We've redirected you to the first page of results. To avoid using vast amounts of memory, AtoM limits pagination to 10000 records. To view the last records in the current result set, try changing the sort direction.

Showing 2056 results

Authority record

Williams, Ethel, 1863-1948, doctor and suffrage campaigner

  • Person
  • 1863-1948

Ethel Williams was born in Cromer, Norfolk, in 1863 and was educated at Norwich High School and at Newnham College Cambridge, 1882-85, though she did not take a degree. She attended the London School of Medicine for Women where she took an MB in 1891 and an MD in 1895 before returning to Cambridge to study for a diploma in public health in 1899. After working as a medical officer at Clapham Maternity Hospital and at the Dispensary for Women and Children at Blackfriars, she went to Newcastle as the city’s first woman doctor, and in 1906 became the first woman to found a general medical practice in the city.

Having signed the Declaration in Favour of Women’s Suffrage in 1889, Williams served as secretary of the Newcastle Women’s Liberal Association and became president of the Newcastle and District Women’s Suffrage Society (NUWSS), and took part in the “Mud March” of February 1907. By 1915 she was chairman of the North-Eastern Federation of the NUWSS. During the war Ethel Williams joined the Union of Democratic Control, was secretary of the Newcastle Workers’ and Soldiers’ Council, and was a founding member of the Women’s International League for Peace and Freedom, of which she was a secretary of the Newcastle branch in 1934. In 1917, Williams co-founded the Northern Women’s Hospital, before retiring in 1924. She died in 1948.

Williams, John Hartley, 1942-2014, poet

  • Person
  • 1942-2014

John Hartley Williams teaches at the Free University of Berlin. His second book, Bright River Yonder (Bloodaxe, 1987), a Poetry Book Society Recommendation, is a baroque Wild West poetry adventure. Its centrepiece, the lnog poem Ephraim Destiny's Perfectly Utter Darkness, won first prize in the Arvon poetry compeetition.

Williams, Charles Kenneth, 1936-2015, poet, critic and translator, known as C. K.

  • Person
  • 1936-2015

C.K. Williams was born in New Jersey in 1936, and lives in Normandy, France, and Princteon, USA. He has published a dozen books in Britain with Bloodaxe, including New & Selected Poems (1995), The Vigil (1997), Repair (1999) and The Singing (2003) – all four of these were Poetry Book Society Recommendations – followed by Collected Poems (2006), Wait (2010) and Writers Writing Dying (Farrar, Straus & Giroux, USA, 2012; Bloodaxe Books, 2013), another Poetry Book Society Recommendation.

Flesh and Blood won the National Book Critics Circle Prize in 1987, Repair was awarded the 2000 Pulitzer Prize, and The Singing won the National Book Award for 2003. He has also been awarded the Ruth Lilly Poetry Prize, the PEN Voelker Career Achievement Award in Poetry for 1998; a Guggenheim Fellowship, two NEA grants, the Berlin Prize of the American Academy in Berlin, a Lila Wallace Fellowship, and prizes from PEN and the American Academy of Arts and Letters.

He published a memoir, Misgivings (Farrar, Straus & Giroux), in 2000, which was awarded the PEN Albrand Memoir Award, and translations of Sophocles’ Women of Trachis, Euripides’ Bacchae, and poems of Francis Ponge, among others. He has published two books of essays, Poetry and Consciousness (University of Michigan Press, 1998), and In Time: Poets, Poems, and the Rest (University of Chicago Press, 2012), and his book on Walt Whitman, On Whitman, was published by Princeton University Press in 2010.
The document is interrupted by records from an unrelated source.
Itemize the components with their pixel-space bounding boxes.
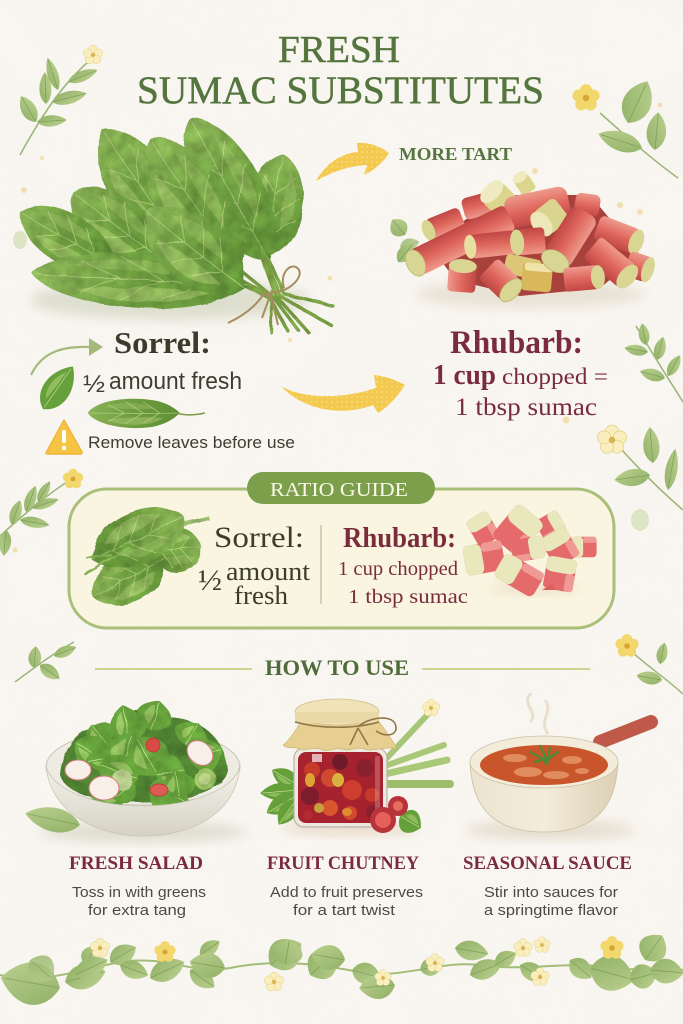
illustration: ratio sorrel: [81, 492, 209, 618]
illustration: sauce pot: [465, 693, 651, 839]
heading: sorrel: Sorrel:: [114, 325, 211, 360]
panel: ratio guide: [69, 472, 614, 628]
arrow: large yellow: [281, 375, 405, 413]
bowl interior: [46, 729, 240, 805]
garnish: [530, 746, 558, 764]
sprig: top right: [572, 75, 678, 178]
icon: warning: [46, 420, 82, 454]
radishes: [394, 806, 427, 838]
caption: seasonal sauce: Stir into sauces for: [484, 884, 618, 901]
jar cloth lid: [283, 718, 397, 750]
jar contents: [301, 754, 380, 820]
heading: rhubarb: Rhubarb:: [450, 325, 583, 361]
caption: seasonal sauce: a springtime flavor: [484, 902, 618, 919]
salad leaves: [60, 696, 228, 820]
illustration: ratio rhubarb: [462, 502, 597, 598]
sprig: right upper: [623, 322, 683, 402]
sauce: [480, 745, 608, 785]
sprig: top left: [14, 45, 103, 155]
caption: fruit chutney: [267, 853, 423, 919]
caption: fresh salad: FRESH SALAD: [69, 853, 203, 874]
caption: fresh salad: Toss in with greens: [72, 884, 206, 901]
caption: seasonal sauce: SEASONAL SAUCE: [463, 853, 632, 874]
label: more tart: MORE TART: [399, 144, 512, 164]
text: rhubarb ratio: 1 cup: [433, 359, 496, 391]
pot body: [470, 763, 618, 832]
radish slices: [65, 736, 218, 800]
splatter dots: [12, 102, 662, 552]
sprig: left lower: [15, 642, 78, 684]
icon: small sorrel leaf: [32, 359, 84, 417]
caption: fresh salad: [69, 853, 206, 919]
rhubarb stalks: [385, 712, 450, 784]
text: ratio sorrel: ½: [198, 564, 222, 597]
handle: [600, 722, 651, 742]
title: FRESH: [278, 29, 400, 71]
title: [137, 29, 544, 112]
text: ratio rhubarb: Rhubarb:: [343, 523, 456, 554]
garland: bottom border: [0, 927, 683, 1009]
text: half amount fresh: ½: [83, 371, 105, 398]
jar body: [294, 748, 387, 827]
caption: fresh salad: for extra tang: [88, 902, 186, 919]
caption: fruit chutney: Add to fruit preserves: [270, 884, 423, 901]
steam: [528, 693, 548, 734]
sprig: right lower: [615, 634, 683, 694]
badge: ratio guide: [247, 472, 435, 504]
sprig: right middle: [597, 425, 683, 510]
illustration: sorrel bunch: [8, 103, 333, 333]
text: ratio sorrel: amount: [226, 557, 311, 586]
illustration: chutney jar: [259, 699, 450, 838]
caption: fruit chutney: FRUIT CHUTNEY: [267, 853, 419, 874]
text: rhubarb ratio: 1 tbsp sumac: [455, 394, 597, 421]
text: half amount fresh: amount fresh: [109, 368, 242, 395]
arrow: small green curve: [31, 338, 103, 375]
icon: flat sorrel leaf: [88, 399, 205, 428]
section heading: how to use: HOW TO USE: [265, 655, 409, 680]
text: ratio rhubarb: 1 tbsp sumac: [348, 586, 468, 608]
illustration: salad bowl: [23, 696, 248, 842]
herb leaves: [259, 781, 299, 802]
caption: fruit chutney: for a tart twist: [293, 902, 396, 919]
side leaf: [23, 802, 82, 837]
text: remove leaves: Remove leaves before use: [88, 433, 295, 452]
text: ratio sorrel: fresh: [234, 581, 288, 610]
text: rhubarb ratio: [433, 359, 608, 421]
sprig: left middle: [0, 469, 83, 556]
bowl front: [46, 765, 240, 836]
divider: [320, 525, 322, 604]
text: rhubarb ratio: chopped =: [502, 364, 608, 389]
caption: seasonal sauce: [463, 853, 632, 919]
badge: ratio guide: RATIO GUIDE: [270, 479, 408, 501]
text: ratio sorrel: Sorrel:: [214, 521, 304, 554]
text: ratio sorrel: [198, 521, 311, 610]
text: ratio rhubarb: 1 cup chopped: [338, 558, 458, 580]
text: ratio rhubarb: [338, 523, 468, 608]
rhubarb pieces: [401, 168, 658, 306]
illustration: rhubarb pile: [385, 168, 658, 308]
arrow: more tart: [316, 143, 389, 181]
twine: [228, 267, 300, 325]
twine: [295, 718, 396, 745]
title: SUMAC SUBSTITUTES: [137, 69, 544, 112]
sorrel stems and leaves: [8, 103, 333, 333]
He teaches in the Creative Writing Program at Princeton University, is a member of the American Academy of Arts and Letters, and is currently a chancellor of the American Academy of Poets.

Williamson, Heidi, 1971-, poet

  • Person
  • 1971-

Born in Norfolk in 1971, Heidi Williamson has lived in Stirling, Brussels and Salisbury. She now lives in Wymondham, Norfolk. In 2008-09 she was poet-in-residence at the London Science Museum’s Dana Centre, and she is currently poet-in-residence at the John Jarrold Printing Museum in Norwich. In 2008 she received an Arts Council award to complete her first collection, Electric Shadow (Bloodaxe Books, 2011), a Poetry Book Society Recommendation, which was shortlisted for the Seamus Heaney Centre for Poetry Prize. Her work has been used to inspire poetry and science discussions in schools and adult creative writing groups, and has featured in NHS waiting rooms, cafés, and at festivals.